Why you should pull your croissants
Spotted peanut butter cake, a stance on supplements/probiotics
Food news of the week:
Let me quickly give you a rundown of some new and old pastry favourites, but a proper ranking is deserving of a separate newsletter altogether. I was at Entree yesterday morning and experienced the delight of crusty flaky pastry encasing warm pistachio cream, and a buttery croissant that broke only at a soft degree of stretch when pulled along the middle, assuring me it’s not dry. Alongside this newer Georgian café find, I particularly enjoy croissants from Montparnasse, Patisserie Saint Anne, Aux Pains de Papy, and Sip&Rise. I used to be bigger fans of Dusty Knuckle, Jolene (for the fat ones) and Miel, all in London, but these other ones have definitely taken over in the ranking. Pastry aside, I am having a love affair with the grilled oyster mushrooms with macadamia hummus from Milk Beach (the Soho branch is particularly stunning), which I’ve ordered each time I’ve visited. Salty, sweet and nutty! And today’s review below is on a London establishment that’s hard to avoid whether you’re a tourist or local…
Science of the week:
Nothing quite like understanding why our guts and the stuff it contains (all that gut bacteria aka our gut microbiome) is so important. I love being able to talk about health and science, while ranking things like croissants by flavour and texture, a food you’d think lambasted by gut health enthusiasts. But understanding the importance of the gut, moderation of consumption, and probiotics, really allows for balance and a certain degree of leniency.
Insight of the week:
Saying you don’t need supplements or probiotics because you pee a lot of the good stuff out and it’s better to get stuff from food is like saying you don’t need to drink water because you pee it out anyway. Thing is, the body and brain takes what it needs and benefits tremendously from the good stuff. There is way too much evidence to support the need for key vitamins, bacteria and minerals, the main ones being: vitamin D3 (+K2 if you can get it in that combination), fish oil, and a good quality probiotic, because in today’s society (and especially if you live in the city) you’re hard-pressed to have a diverse and healthy gut. Others which are also pretty important but more optional are magnesium, B12 if you don’t eat meat, and collagen. I’m experimenting with phosphatidylserine (or PS) now for cognitive function, which is pretty fun.
Recipe of the week:
Didn’t eat much peanut butter or tahini in Taipei so obviously felt like something was off when I returned, and I made this college favourite. I remember packing this to have in between lectures and sharing with friends. Good times.
Spotted Brown Sugar Peanut Butter Loaf Cake (makes one 9×5-inch loaf, adapted from Yossy’s brown sugar pound cake)
Ingredients
200g (a little more than 1 1/2 cups; used slightly more than stated in the original recipe) flour
1/2 tsp baking powder
1/4 tsp salt
3 eggs
110g (1/2 cup) white caster sugar
220g (1 cup) dark brown sugar, the darkest you can find at your store, packed
200g (7 oz) unsalted butter, softened at room temperature
1 tsp vanilla extract
120ml (1/2 cup) whole milk
6 heaping tbsp peanut butter of choice
Directions
Preheat your oven to 170C (325F). Butter your loaf pan and set aside.

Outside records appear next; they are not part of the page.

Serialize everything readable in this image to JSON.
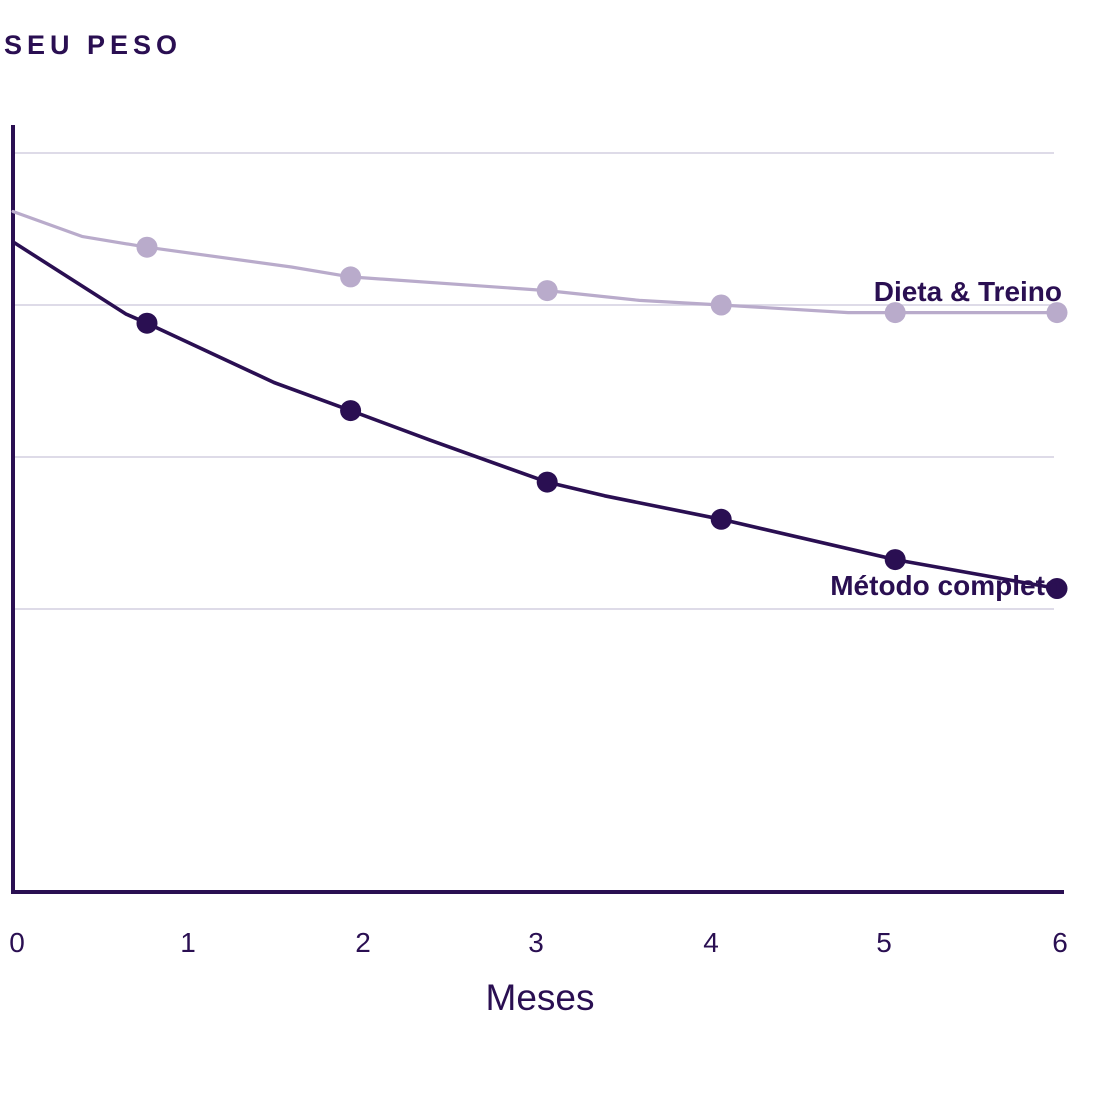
{
  "chart_data": {
    "type": "line",
    "title": "SEU PESO",
    "xlabel": "Meses",
    "ylabel": "",
    "x_ticks": [
      "0",
      "1",
      "2",
      "3",
      "4",
      "5",
      "6"
    ],
    "xlim": [
      0,
      6
    ],
    "ylim": [
      0,
      100
    ],
    "grid": true,
    "gridlines_y": [
      40,
      60,
      80,
      100
    ],
    "series": [
      {
        "name": "Dieta & Treino",
        "color": "#b9abcb",
        "line": [
          {
            "x": 0,
            "y": 92.3
          },
          {
            "x": 0.4,
            "y": 89.0
          },
          {
            "x": 0.77,
            "y": 87.6
          },
          {
            "x": 1.6,
            "y": 85.0
          },
          {
            "x": 1.94,
            "y": 83.7
          },
          {
            "x": 3.07,
            "y": 81.9
          },
          {
            "x": 3.6,
            "y": 80.6
          },
          {
            "x": 4.07,
            "y": 80.0
          },
          {
            "x": 4.8,
            "y": 79.0
          },
          {
            "x": 5.07,
            "y": 79.0
          },
          {
            "x": 6,
            "y": 79.0
          }
        ],
        "markers": [
          {
            "x": 0.77,
            "y": 87.6
          },
          {
            "x": 1.94,
            "y": 83.7
          },
          {
            "x": 3.07,
            "y": 81.9
          },
          {
            "x": 4.07,
            "y": 80.0
          },
          {
            "x": 5.07,
            "y": 79.0
          },
          {
            "x": 6,
            "y": 79.0
          }
        ]
      },
      {
        "name": "Método completo",
        "color": "#2a0f52",
        "line": [
          {
            "x": 0,
            "y": 88.3
          },
          {
            "x": 0.65,
            "y": 78.8
          },
          {
            "x": 0.77,
            "y": 77.6
          },
          {
            "x": 1.5,
            "y": 69.8
          },
          {
            "x": 1.94,
            "y": 66.1
          },
          {
            "x": 2.4,
            "y": 62.2
          },
          {
            "x": 3.07,
            "y": 56.7
          },
          {
            "x": 3.4,
            "y": 54.9
          },
          {
            "x": 4.07,
            "y": 51.8
          },
          {
            "x": 5.07,
            "y": 46.5
          },
          {
            "x": 6,
            "y": 42.7
          }
        ],
        "markers": [
          {
            "x": 0.77,
            "y": 77.6
          },
          {
            "x": 1.94,
            "y": 66.1
          },
          {
            "x": 3.07,
            "y": 56.7
          },
          {
            "x": 4.07,
            "y": 51.8
          },
          {
            "x": 5.07,
            "y": 46.5
          },
          {
            "x": 6,
            "y": 42.7
          }
        ]
      }
    ],
    "colors": {
      "text": "#2a0f52",
      "axis": "#2a0f52",
      "grid": "#d3cfe0",
      "light_series": "#b9abcb",
      "dark_series": "#2a0f52"
    }
  }
}
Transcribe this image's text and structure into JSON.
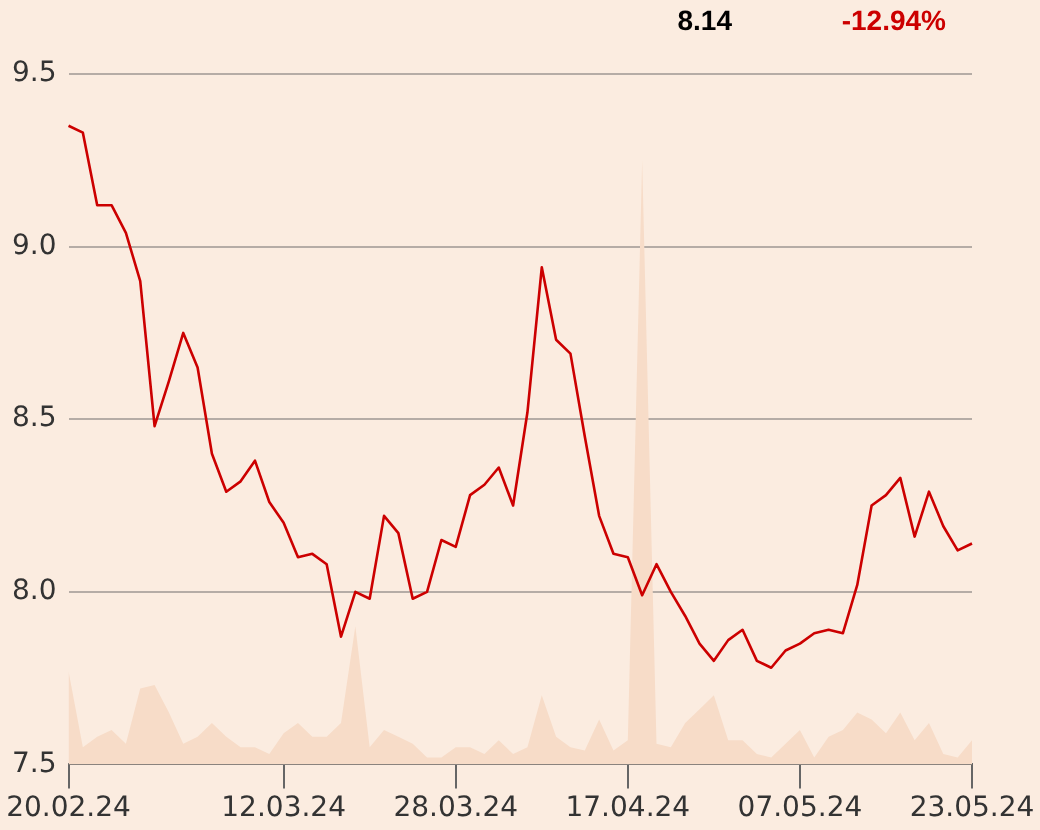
{
  "chart_data": {
    "type": "line",
    "categories": [
      "20.02.24",
      null,
      null,
      null,
      null,
      null,
      null,
      null,
      null,
      null,
      null,
      null,
      null,
      null,
      null,
      "12.03.24",
      null,
      null,
      null,
      null,
      null,
      null,
      null,
      null,
      null,
      null,
      null,
      "28.03.24",
      null,
      null,
      null,
      null,
      null,
      null,
      null,
      null,
      null,
      null,
      null,
      "17.04.24",
      null,
      null,
      null,
      null,
      null,
      null,
      null,
      null,
      null,
      null,
      null,
      "07.05.24",
      null,
      null,
      null,
      null,
      null,
      null,
      null,
      null,
      null,
      null,
      null,
      "23.05.24"
    ],
    "series": [
      {
        "type": "area",
        "color": "#f7dcc8",
        "values": [
          7.77,
          7.55,
          7.58,
          7.6,
          7.56,
          7.72,
          7.73,
          7.65,
          7.56,
          7.58,
          7.62,
          7.58,
          7.55,
          7.55,
          7.53,
          7.59,
          7.62,
          7.58,
          7.58,
          7.62,
          7.9,
          7.55,
          7.6,
          7.58,
          7.56,
          7.52,
          7.52,
          7.55,
          7.55,
          7.53,
          7.57,
          7.53,
          7.55,
          7.7,
          7.58,
          7.55,
          7.54,
          7.63,
          7.54,
          7.57,
          9.25,
          7.56,
          7.55,
          7.62,
          7.66,
          7.7,
          7.57,
          7.57,
          7.53,
          7.52,
          7.56,
          7.6,
          7.52,
          7.58,
          7.6,
          7.65,
          7.63,
          7.59,
          7.65,
          7.57,
          7.62,
          7.53,
          7.52,
          7.57
        ]
      },
      {
        "type": "line",
        "color": "#cc0000",
        "values": [
          9.35,
          9.33,
          9.12,
          9.12,
          9.04,
          8.9,
          8.48,
          8.61,
          8.75,
          8.65,
          8.4,
          8.29,
          8.32,
          8.38,
          8.26,
          8.2,
          8.1,
          8.11,
          8.08,
          7.87,
          8.0,
          7.98,
          8.22,
          8.17,
          7.98,
          8.0,
          8.15,
          8.13,
          8.28,
          8.31,
          8.36,
          8.25,
          8.52,
          8.94,
          8.73,
          8.69,
          8.45,
          8.22,
          8.11,
          8.1,
          7.99,
          8.08,
          8.0,
          7.93,
          7.85,
          7.8,
          7.86,
          7.89,
          7.8,
          7.78,
          7.83,
          7.85,
          7.88,
          7.89,
          7.88,
          8.02,
          8.25,
          8.28,
          8.33,
          8.16,
          8.29,
          8.19,
          8.12,
          8.14
        ]
      }
    ],
    "ylim": [
      7.5,
      9.5
    ],
    "yticks": [
      {
        "value": 7.5,
        "label": "7.5"
      },
      {
        "value": 8,
        "label": "8.0"
      },
      {
        "value": 8.5,
        "label": "8.5"
      },
      {
        "value": 9,
        "label": "9.0"
      },
      {
        "value": 9.5,
        "label": "9.5"
      }
    ],
    "grid": "y",
    "legend": false,
    "marker": "none",
    "line_style": "solid",
    "annotations": [
      "8.14",
      "-12.94%"
    ]
  }
}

In a medium bowl, whisk together the dry ingredients. In a separate, larger bowl, whisk together the softened butter (has to be soft!!) and white sugar. You could use an electrical whisk here if you wish as well, but I just like to use a standard wire whisk. Take your dark brown sugar and crumble it into the butter and white sugar mix, leaving some large and some small clumps. Whisk briefly so as not to break up those larger lumps.
Whisk in the eggs and vanilla extract. Pour the dry mix into the wet, add the milk, then whisk everything together. Pour half of this batter into your loaf pan, then dollop blobs of peanut butter and hazelnut spread on top. Spoon the rest of the batter into the pan. Bake for 45-50 minutes; take out when a wooden skewer inserted in the middle has moist (and peanut buttery) crumbs clinging to it. Leave to cool, then serve. As the original recipe states, wrap and store this at room temperature for 4 days.
Sweet and rich and amazing.
Restaurant of the week:
OK hot take: it’s better than her neighbour Quo Vadis, and better value too even though no, this place is definitely not a budget dinner spot. After having so many quality tapas and pintxos in and around Spain and the Basque Country, you can forget me using Barrafina as a benchmark.